The three different upgrade modes are intended to support different use-cases:

  • stateless: Stateless applications, prototyping
  • last-state: Suitable for most stateful production applications. Quick upgrades in any application state (even for failing jobs), does not require a healthy job. Requires Flink Kubernetes HA configuration (see example below).
  • savepoint: Suitable for forking, migrating applications. Requires a healthy running job as it requires a savepoint operation before shutdown.

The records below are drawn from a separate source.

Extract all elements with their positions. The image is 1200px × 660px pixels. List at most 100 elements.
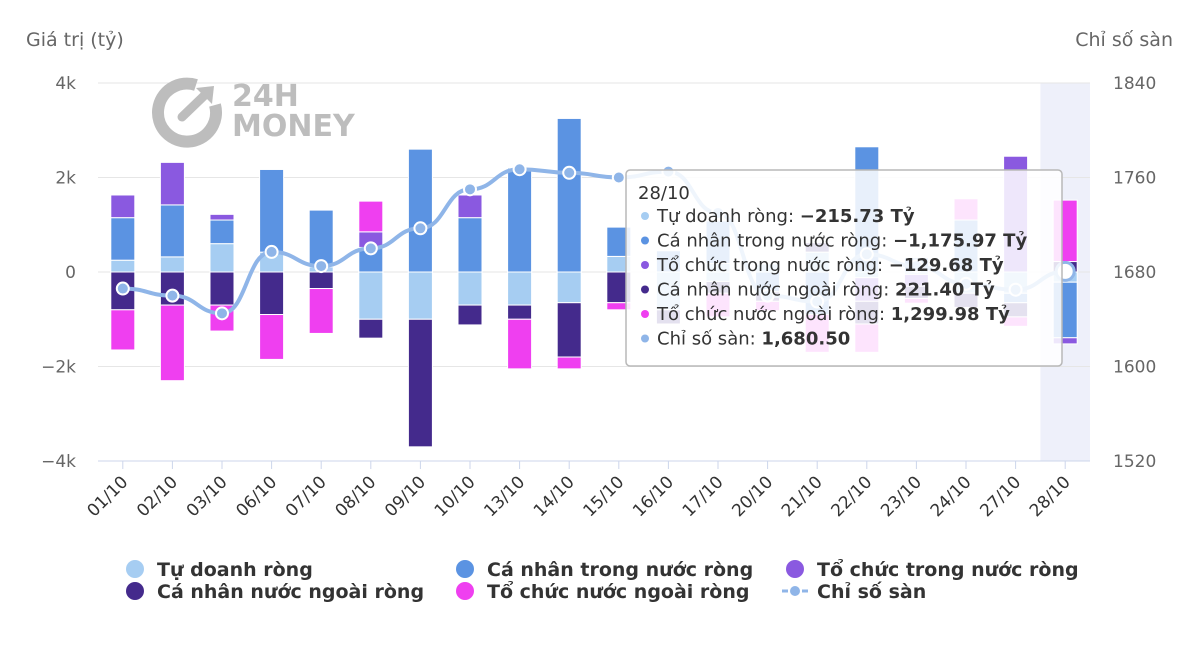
x-tick-label: 17/10 <box>679 472 728 521</box>
y-left-tick-label: −2k <box>41 358 76 378</box>
legend-marker[interactable] <box>456 582 474 600</box>
x-tick-label: 27/10 <box>976 472 1025 521</box>
bar-ca-nhan-nn[interactable] <box>457 304 483 326</box>
tooltip-row: Tổ chức trong nước ròng: −129.68 Tỷ <box>656 255 1004 276</box>
index-point[interactable] <box>215 306 229 321</box>
bar-ca-nhan-tn[interactable] <box>159 204 185 258</box>
y-left-tick-label: 4k <box>55 74 76 94</box>
bar-to-chuc-nn[interactable] <box>308 288 334 334</box>
index-point[interactable] <box>413 221 428 236</box>
tooltip-row: Tổ chức nước ngoài ròng: 1,299.98 Tỷ <box>656 304 1010 325</box>
x-tick-label: 14/10 <box>530 472 579 521</box>
bar-ca-nhan-nn[interactable] <box>507 304 533 320</box>
x-tick-label: 22/10 <box>828 472 877 521</box>
bar-ca-nhan-tn[interactable] <box>556 117 582 273</box>
x-tick-label: 20/10 <box>728 472 777 521</box>
tooltip-marker <box>641 285 649 294</box>
legend-marker[interactable] <box>126 560 144 578</box>
tooltip-marker <box>641 212 649 220</box>
bar-ca-nhan-tn[interactable] <box>259 168 285 253</box>
tooltip-row: Chỉ số sàn: 1,680.50 <box>657 329 850 350</box>
legend-label[interactable]: Tổ chức trong nước ròng <box>817 558 1079 581</box>
bar-ca-nhan-nn[interactable] <box>209 271 235 306</box>
bar-ca-nhan-tn[interactable] <box>407 148 433 273</box>
bar-tu-doanh[interactable] <box>556 271 582 304</box>
bar-tu-doanh[interactable] <box>407 271 433 320</box>
x-tick-label: 01/10 <box>84 472 133 521</box>
bar-ca-nhan-tn[interactable] <box>308 209 334 268</box>
watermark-line1: 24H <box>232 79 299 114</box>
index-point[interactable] <box>562 165 577 180</box>
y-right-tick-label: 1600 <box>1113 358 1156 378</box>
legend-label[interactable]: Chỉ số sàn <box>817 580 926 603</box>
index-point[interactable] <box>611 170 626 185</box>
bar-tu-doanh[interactable] <box>159 256 185 273</box>
bar-ca-nhan-tn[interactable] <box>457 217 483 273</box>
bar-ca-nhan-tn[interactable] <box>110 217 136 261</box>
tooltip-box <box>625 169 1063 367</box>
bar-ca-nhan-tn[interactable] <box>507 167 533 273</box>
bar-to-chuc-nn[interactable] <box>110 309 136 351</box>
bar-tu-doanh[interactable] <box>358 271 384 320</box>
legend-marker[interactable] <box>126 582 144 600</box>
legend-label[interactable]: Tự doanh ròng <box>157 559 313 581</box>
bar-ca-nhan-nn[interactable] <box>407 318 433 448</box>
x-tick-label: 23/10 <box>877 472 926 521</box>
bar-ca-nhan-tn[interactable] <box>209 219 235 245</box>
index-point[interactable] <box>512 162 527 177</box>
x-tick-label: 21/10 <box>778 472 827 521</box>
index-point[interactable] <box>363 241 378 256</box>
x-tick-label: 08/10 <box>332 472 381 521</box>
legend-label[interactable]: Cá nhân nước ngoài ròng <box>157 581 424 603</box>
watermark-logo-icon <box>152 77 222 148</box>
tooltip-row: Cá nhân nước ngoài ròng: 221.40 Tỷ <box>657 280 995 301</box>
y-right-tick-label: 1760 <box>1113 169 1156 189</box>
bar-to-chuc-nn[interactable] <box>556 356 582 370</box>
index-point[interactable] <box>463 182 477 197</box>
bar-tu-doanh[interactable] <box>209 243 235 273</box>
tooltip-marker <box>641 310 649 318</box>
index-point[interactable] <box>314 259 329 274</box>
y-left-tick-label: 0 <box>65 263 76 283</box>
bar-ca-nhan-nn[interactable] <box>259 271 285 316</box>
bar-to-chuc-nn[interactable] <box>159 304 185 382</box>
index-point[interactable] <box>264 244 279 259</box>
tooltip-marker <box>641 236 649 245</box>
legend-label[interactable]: Tổ chức nước ngoài ròng <box>487 580 749 603</box>
y-right-axis-title: Chỉ số sàn <box>1075 29 1173 51</box>
x-tick-label: 15/10 <box>580 472 629 521</box>
bar-ca-nhan-nn[interactable] <box>308 271 334 290</box>
x-tick-label: 24/10 <box>927 472 976 521</box>
tooltip: 28/10 Tự doanh ròng: −215.73 Tỷ Cá nhân t… <box>625 169 1063 367</box>
bar-to-chuc-tn[interactable] <box>110 194 136 219</box>
x-tick-label: 06/10 <box>232 472 281 521</box>
index-point[interactable] <box>165 288 180 303</box>
bar-to-chuc-tn[interactable] <box>159 161 185 206</box>
y-left-tick-label: −4k <box>41 452 76 472</box>
bar-to-chuc-nn[interactable] <box>358 200 384 233</box>
x-tick-label: 28/10 <box>1026 472 1075 521</box>
legend-marker[interactable] <box>456 560 474 578</box>
legend: Tự doanh ròng Cá nhân trong nước ròng Tổ c… <box>126 558 1079 603</box>
x-tick-label: 07/10 <box>282 472 331 521</box>
bar-ca-nhan-nn[interactable] <box>358 318 384 339</box>
bar-to-chuc-nn[interactable] <box>507 318 533 370</box>
legend-label[interactable]: Cá nhân trong nước ròng <box>487 559 753 581</box>
y-left-tick-label: 2k <box>55 169 76 189</box>
bar-tu-doanh[interactable] <box>110 259 136 273</box>
y-left-axis-title: Giá trị (tỷ) <box>26 29 124 51</box>
bar-tu-doanh[interactable] <box>457 271 483 306</box>
watermark: 24H MONEY <box>152 77 356 148</box>
y-right-tick-label: 1840 <box>1113 74 1156 94</box>
bar-to-chuc-tn[interactable] <box>209 213 235 221</box>
bar-to-chuc-nn[interactable] <box>259 314 285 360</box>
bar-tu-doanh[interactable] <box>507 271 533 306</box>
bar-ca-nhan-nn[interactable] <box>556 302 582 358</box>
legend-marker-dot <box>790 586 800 596</box>
legend-marker[interactable] <box>786 560 804 578</box>
tooltip-marker <box>641 261 649 269</box>
index-point[interactable] <box>115 281 130 296</box>
bar-to-chuc-tn[interactable] <box>457 194 483 219</box>
tooltip-row: Tự doanh ròng: −215.73 Tỷ <box>656 206 915 227</box>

Full example using the last-state strategy:

apiVersion: flink.apache.org/v1alpha1
kind: FlinkDeployment
metadata:
  namespace: default
  name: basic-checkpoint-ha-example
spec:
  image: flink:1.14.3
  flinkVersion: v1_14
  flinkConfiguration:
    taskmanager.numberOfTaskSlots: "2"
    state.savepoints.dir: file:///flink-data/savepoints
    high-availability: org.apache.flink.kubernetes.highavailability.KubernetesHaServicesFactory
    high-availability.storageDir: file:///flink-data/ha
  jobManager:
    replicas: 1
    resource:
      memory: "2048m"
      cpu: 1
  taskManager:
    resource:
      memory: "2048m"
      cpu: 1
  podTemplate:
    spec:
      serviceAccount: flink
      containers:
        - name: flink-main-container
          volumeMounts:
          - mountPath: /flink-data
            name: flink-volume
      volumes:
      - name: flink-volume
        hostPath:
          # directory location on host
          path: /tmp/flink
          # this field is optional
          type: Directory
  job:
    jarURI: local:///opt/flink/examples/streaming/StateMachineExample.jar
    parallelism: 2
    upgradeMode: last-state
    state: running

Savepoint management #

Savepoints can be triggered manually by defining a random (nonce) value to the variable savepointTriggerNonce in the job specification:

 job:
    jarURI: local:///opt/flink/examples/streaming/StateMachineExample.jar
    parallelism: 2
    upgradeMode: savepoint
    state: running
    savepointTriggerNonce: 123

Changing the nonce value will trigger a new savepoint. Information about pending and last savepoint is stored in the FlinkDeployment status.